Many students don’t have previous Spanish experience, but it doesn't take them long to get immersed.
"I can understand almost all of it, but some words I learn everyday, which is fun," said Abraham Moreno, 6th grader.
Adding to that fun is the backdrop - a long-time staple on the Central Coast - Avila Valley Barn.
“The idea was to bring the community onto the farm," Jake Smith, Owner and Operator of Avila Valley Barn. "From the very beginning, when my mom first started building it out."
“My family and I - we’ve been coming to Avila Valley Barn for years, and it’s one of my favorite places in the world,” said Moreno.
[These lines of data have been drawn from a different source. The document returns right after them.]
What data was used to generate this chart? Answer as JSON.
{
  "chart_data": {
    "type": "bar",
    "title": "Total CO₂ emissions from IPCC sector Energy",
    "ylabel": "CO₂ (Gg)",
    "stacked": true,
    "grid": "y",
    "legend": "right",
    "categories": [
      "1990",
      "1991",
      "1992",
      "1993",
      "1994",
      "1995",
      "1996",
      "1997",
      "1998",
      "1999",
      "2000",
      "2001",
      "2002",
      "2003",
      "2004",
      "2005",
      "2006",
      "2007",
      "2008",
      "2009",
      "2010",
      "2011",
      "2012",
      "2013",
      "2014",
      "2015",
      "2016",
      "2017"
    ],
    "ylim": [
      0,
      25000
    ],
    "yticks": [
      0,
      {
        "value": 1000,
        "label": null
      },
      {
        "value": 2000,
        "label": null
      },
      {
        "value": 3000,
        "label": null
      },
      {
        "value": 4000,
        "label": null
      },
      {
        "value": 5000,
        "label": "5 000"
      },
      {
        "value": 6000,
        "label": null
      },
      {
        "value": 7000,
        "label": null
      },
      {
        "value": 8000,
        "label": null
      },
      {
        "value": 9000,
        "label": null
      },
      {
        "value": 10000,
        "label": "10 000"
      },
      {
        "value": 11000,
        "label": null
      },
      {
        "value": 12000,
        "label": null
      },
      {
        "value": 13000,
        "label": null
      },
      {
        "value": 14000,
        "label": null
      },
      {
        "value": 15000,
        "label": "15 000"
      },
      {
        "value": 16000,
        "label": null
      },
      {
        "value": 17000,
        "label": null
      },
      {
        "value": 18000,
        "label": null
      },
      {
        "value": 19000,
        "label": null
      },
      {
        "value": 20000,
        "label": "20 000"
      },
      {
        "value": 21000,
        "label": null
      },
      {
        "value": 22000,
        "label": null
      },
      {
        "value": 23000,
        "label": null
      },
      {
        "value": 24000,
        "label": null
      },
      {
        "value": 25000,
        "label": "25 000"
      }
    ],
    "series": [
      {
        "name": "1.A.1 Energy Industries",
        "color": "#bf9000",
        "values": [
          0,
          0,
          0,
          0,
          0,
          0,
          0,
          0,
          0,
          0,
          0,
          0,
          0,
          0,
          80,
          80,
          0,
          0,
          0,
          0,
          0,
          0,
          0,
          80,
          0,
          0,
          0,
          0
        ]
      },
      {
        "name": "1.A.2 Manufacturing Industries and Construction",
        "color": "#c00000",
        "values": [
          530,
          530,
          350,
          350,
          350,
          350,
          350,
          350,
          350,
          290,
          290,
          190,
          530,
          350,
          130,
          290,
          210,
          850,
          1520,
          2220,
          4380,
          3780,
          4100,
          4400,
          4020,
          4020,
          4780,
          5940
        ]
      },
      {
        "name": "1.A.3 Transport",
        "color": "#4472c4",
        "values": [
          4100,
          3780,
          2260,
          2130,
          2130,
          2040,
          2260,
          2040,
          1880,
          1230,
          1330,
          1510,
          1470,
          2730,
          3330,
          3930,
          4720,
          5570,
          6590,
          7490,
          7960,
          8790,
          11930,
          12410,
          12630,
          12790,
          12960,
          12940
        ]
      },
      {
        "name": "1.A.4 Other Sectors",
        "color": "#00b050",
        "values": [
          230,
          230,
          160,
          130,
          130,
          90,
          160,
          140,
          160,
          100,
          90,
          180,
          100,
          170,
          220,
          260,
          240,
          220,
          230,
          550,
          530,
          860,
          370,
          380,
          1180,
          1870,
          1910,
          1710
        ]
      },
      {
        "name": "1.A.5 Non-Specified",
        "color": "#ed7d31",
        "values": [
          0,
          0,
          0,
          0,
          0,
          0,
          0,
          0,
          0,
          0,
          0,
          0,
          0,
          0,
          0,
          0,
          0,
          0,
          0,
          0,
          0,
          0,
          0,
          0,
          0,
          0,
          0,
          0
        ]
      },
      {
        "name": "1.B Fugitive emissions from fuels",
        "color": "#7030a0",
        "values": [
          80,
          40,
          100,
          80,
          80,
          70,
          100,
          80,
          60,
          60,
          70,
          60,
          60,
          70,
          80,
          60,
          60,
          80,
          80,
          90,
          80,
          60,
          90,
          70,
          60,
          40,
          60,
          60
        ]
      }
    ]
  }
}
Students attend one to three days per week and learn about sustainability, gardening, and art, with classes taught mainly in Spanish.
“What that meant for me, and to have these kids be able to come out here and do the same thing, ya know put your hands in the dirt, put your hands on the tree, grab a flower, and you get to cut it, make a bouquet, learn where your food comes from. the fact the these kids get to be a part of that is great.”
El Jardin offers a unique classroom, to help a younger generation appreciate the diversity in California.
“Hispanic heritage and the culture is so a part of our community it’s built on the Hispanic heritage,” said Smith.
Moreno added, “There’s always more to learn about it and I hope students can really appreciate it through El Jardin.”